2

I'm not sure what the problem is with the code below. I read the documentations and all of them point to an approach similar to this one.

Here is a simple example that doesn't work. My expectation was a notice for the feature x1 since the distribution is very different between two datasets.

import numpy as np
import pandas as pd
import tensorflow_data_validation as tfdv

NUM_VALS_TRAIN = 10000

# -------- Today --------

df = pd.DataFrame({
    'x1': np.random.normal(4, 3, NUM_VALS_TRAIN),
    'x2': np.random.normal(-3, 4, NUM_VALS_TRAIN)})

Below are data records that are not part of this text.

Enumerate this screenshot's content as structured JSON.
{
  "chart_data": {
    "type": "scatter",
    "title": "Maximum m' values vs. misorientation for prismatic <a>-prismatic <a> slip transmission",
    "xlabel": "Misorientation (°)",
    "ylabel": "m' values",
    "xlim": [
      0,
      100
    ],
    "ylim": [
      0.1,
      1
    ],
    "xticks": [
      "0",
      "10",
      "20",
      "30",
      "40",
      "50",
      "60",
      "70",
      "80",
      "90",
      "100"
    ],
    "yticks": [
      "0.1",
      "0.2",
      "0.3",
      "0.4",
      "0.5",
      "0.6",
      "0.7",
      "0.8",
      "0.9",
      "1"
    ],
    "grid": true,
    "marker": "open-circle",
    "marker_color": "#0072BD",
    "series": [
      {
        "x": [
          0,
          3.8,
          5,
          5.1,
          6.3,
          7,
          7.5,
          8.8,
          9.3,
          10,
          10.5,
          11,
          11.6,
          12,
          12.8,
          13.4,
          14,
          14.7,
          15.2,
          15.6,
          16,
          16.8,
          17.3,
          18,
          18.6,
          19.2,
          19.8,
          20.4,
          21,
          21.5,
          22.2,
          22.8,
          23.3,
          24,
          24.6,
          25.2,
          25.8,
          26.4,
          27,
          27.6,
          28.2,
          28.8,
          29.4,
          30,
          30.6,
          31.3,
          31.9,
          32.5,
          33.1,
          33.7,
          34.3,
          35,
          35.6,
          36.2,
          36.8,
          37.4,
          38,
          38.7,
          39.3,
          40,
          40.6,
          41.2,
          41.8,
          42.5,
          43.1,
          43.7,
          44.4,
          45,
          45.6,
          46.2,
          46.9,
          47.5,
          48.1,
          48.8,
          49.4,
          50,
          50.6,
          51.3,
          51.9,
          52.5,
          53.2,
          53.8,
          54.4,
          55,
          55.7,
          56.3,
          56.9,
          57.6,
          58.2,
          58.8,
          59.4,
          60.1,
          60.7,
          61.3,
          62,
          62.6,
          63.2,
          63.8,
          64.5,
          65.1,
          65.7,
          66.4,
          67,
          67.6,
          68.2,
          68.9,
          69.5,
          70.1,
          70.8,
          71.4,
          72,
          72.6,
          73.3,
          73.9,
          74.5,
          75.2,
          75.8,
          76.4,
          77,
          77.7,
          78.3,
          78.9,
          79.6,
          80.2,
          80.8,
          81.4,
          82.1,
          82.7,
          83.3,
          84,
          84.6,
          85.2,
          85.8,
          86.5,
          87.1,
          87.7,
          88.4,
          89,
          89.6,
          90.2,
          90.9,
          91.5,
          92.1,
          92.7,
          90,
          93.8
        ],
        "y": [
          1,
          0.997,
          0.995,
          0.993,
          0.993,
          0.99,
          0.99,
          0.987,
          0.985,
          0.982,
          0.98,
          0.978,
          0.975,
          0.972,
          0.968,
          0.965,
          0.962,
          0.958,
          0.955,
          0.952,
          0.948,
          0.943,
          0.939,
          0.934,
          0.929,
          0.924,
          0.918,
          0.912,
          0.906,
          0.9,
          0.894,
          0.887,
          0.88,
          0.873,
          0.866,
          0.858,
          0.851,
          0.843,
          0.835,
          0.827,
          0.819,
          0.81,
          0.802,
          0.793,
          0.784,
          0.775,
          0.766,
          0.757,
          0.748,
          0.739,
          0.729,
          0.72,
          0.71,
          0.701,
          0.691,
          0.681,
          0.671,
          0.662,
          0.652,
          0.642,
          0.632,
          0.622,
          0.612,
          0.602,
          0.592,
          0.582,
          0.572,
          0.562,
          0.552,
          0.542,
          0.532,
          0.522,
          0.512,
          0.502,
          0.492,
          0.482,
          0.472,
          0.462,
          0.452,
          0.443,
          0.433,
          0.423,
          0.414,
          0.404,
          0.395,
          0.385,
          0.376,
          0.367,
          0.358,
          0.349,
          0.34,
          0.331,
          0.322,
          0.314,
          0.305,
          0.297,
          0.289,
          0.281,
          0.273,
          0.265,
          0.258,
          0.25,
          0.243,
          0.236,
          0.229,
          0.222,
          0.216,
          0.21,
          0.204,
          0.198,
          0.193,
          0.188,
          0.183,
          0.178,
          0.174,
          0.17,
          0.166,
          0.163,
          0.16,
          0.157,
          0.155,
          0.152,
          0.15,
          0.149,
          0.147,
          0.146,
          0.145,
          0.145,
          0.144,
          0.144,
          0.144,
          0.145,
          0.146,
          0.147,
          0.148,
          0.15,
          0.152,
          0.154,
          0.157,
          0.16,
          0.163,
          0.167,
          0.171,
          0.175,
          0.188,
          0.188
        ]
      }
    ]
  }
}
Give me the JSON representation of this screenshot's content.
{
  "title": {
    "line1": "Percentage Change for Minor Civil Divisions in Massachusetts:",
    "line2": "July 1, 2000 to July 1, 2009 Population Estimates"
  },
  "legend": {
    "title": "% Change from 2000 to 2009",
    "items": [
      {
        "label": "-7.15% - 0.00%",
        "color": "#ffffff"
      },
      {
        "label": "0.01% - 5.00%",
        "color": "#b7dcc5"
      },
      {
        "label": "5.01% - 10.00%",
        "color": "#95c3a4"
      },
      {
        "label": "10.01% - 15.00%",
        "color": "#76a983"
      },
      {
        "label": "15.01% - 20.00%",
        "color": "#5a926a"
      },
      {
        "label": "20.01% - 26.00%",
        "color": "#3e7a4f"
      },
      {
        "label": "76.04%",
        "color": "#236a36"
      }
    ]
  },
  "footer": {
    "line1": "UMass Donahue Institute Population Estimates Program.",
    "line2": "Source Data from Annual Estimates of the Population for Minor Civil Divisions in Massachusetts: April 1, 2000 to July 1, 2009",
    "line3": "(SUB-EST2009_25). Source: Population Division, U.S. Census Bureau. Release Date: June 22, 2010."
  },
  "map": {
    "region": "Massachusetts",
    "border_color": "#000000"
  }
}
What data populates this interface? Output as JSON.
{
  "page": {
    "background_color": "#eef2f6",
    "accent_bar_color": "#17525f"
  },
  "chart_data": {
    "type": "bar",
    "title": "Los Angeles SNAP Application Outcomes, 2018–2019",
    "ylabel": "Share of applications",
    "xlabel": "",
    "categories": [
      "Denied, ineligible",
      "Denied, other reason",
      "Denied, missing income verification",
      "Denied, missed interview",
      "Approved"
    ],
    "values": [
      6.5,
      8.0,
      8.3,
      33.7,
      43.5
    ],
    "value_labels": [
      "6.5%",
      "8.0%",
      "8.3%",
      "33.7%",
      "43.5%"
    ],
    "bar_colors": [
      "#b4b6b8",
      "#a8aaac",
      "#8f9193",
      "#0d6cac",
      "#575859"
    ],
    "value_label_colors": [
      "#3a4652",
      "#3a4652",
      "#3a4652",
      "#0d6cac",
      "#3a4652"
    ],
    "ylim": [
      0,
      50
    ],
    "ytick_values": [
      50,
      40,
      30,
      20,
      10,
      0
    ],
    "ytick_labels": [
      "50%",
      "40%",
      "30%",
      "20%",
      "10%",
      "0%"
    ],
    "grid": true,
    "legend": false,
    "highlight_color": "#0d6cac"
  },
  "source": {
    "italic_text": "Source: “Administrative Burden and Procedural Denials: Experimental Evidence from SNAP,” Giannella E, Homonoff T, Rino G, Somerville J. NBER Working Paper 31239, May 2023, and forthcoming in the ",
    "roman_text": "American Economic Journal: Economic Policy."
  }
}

stats_train_today = tfdv.generate_statistics_from_dataframe(df)

# -------- Yesterday --------

df = pd.DataFrame({
    'x1': np.random.normal(400, 300, NUM_VALS_TRAIN),
    'x2': np.random.normal(-3, 4, NUM_VALS_TRAIN)})

stats_train_yesterday = tfdv.generate_statistics_from_dataframe(df)

# -------- Validate --------

schema = tfdv.infer_schema(stats_train_yesterday)

tfdv.get_feature(schema, 'x1').drift_comparator.infinity_norm.threshold = 0.01

anomalies = tfdv.validate_statistics(statistics=stats_train_today,
                                     schema=schema,
                                     previous_statistics=stats_train_yesterday)

tfdv.display_anomalies(anomalies)

The result is always No anomalies found.

What is wrong with this code?

(Using tfx==0.24.1)

John Tartu
  • 41
  • 2

2 Answers2

0

Okay, I found this at https://github.com/tensorflow/data-validation/blob/master/RELEASE.md

"Add support for detecting drift and distribution skew in numeric features"

Turns out it is not implemented yet.

John Tartu
  • 41
  • 2
  • please check the below links for implementation of js diveregence - https://www.tensorflow.org/tfx/data_validation/get_started https://cloud.google.com/blog/topics/developers-practitioners/event-triggered-detection-data-drift-ml-workflows also, below snippet is used for the same, tfdv.get_feature(schema1, 'duration').drift_comparator.jensen_shannon_divergence.threshold = 0.01 –  Jun 25 '21 at 14:04
0

Jenson Shannon is for numerical features, and infinity norm is for categorical. It seems you have used infinity norm for numerical features, which will obviously not work. Check Drift Detection which says:

"Drift detection is supported between consecutive spans of data (i.e., between span N and span N+1), such as between different days of training data. We express drift in terms of L-infinity distance for categorical features and approximate Jensen-Shannon divergence for numeric features. You can set the threshold distance so that you receive warnings when the drift is higher than is acceptable. Setting the correct distance is typically an iterative process requiring domain knowledge and experimentation."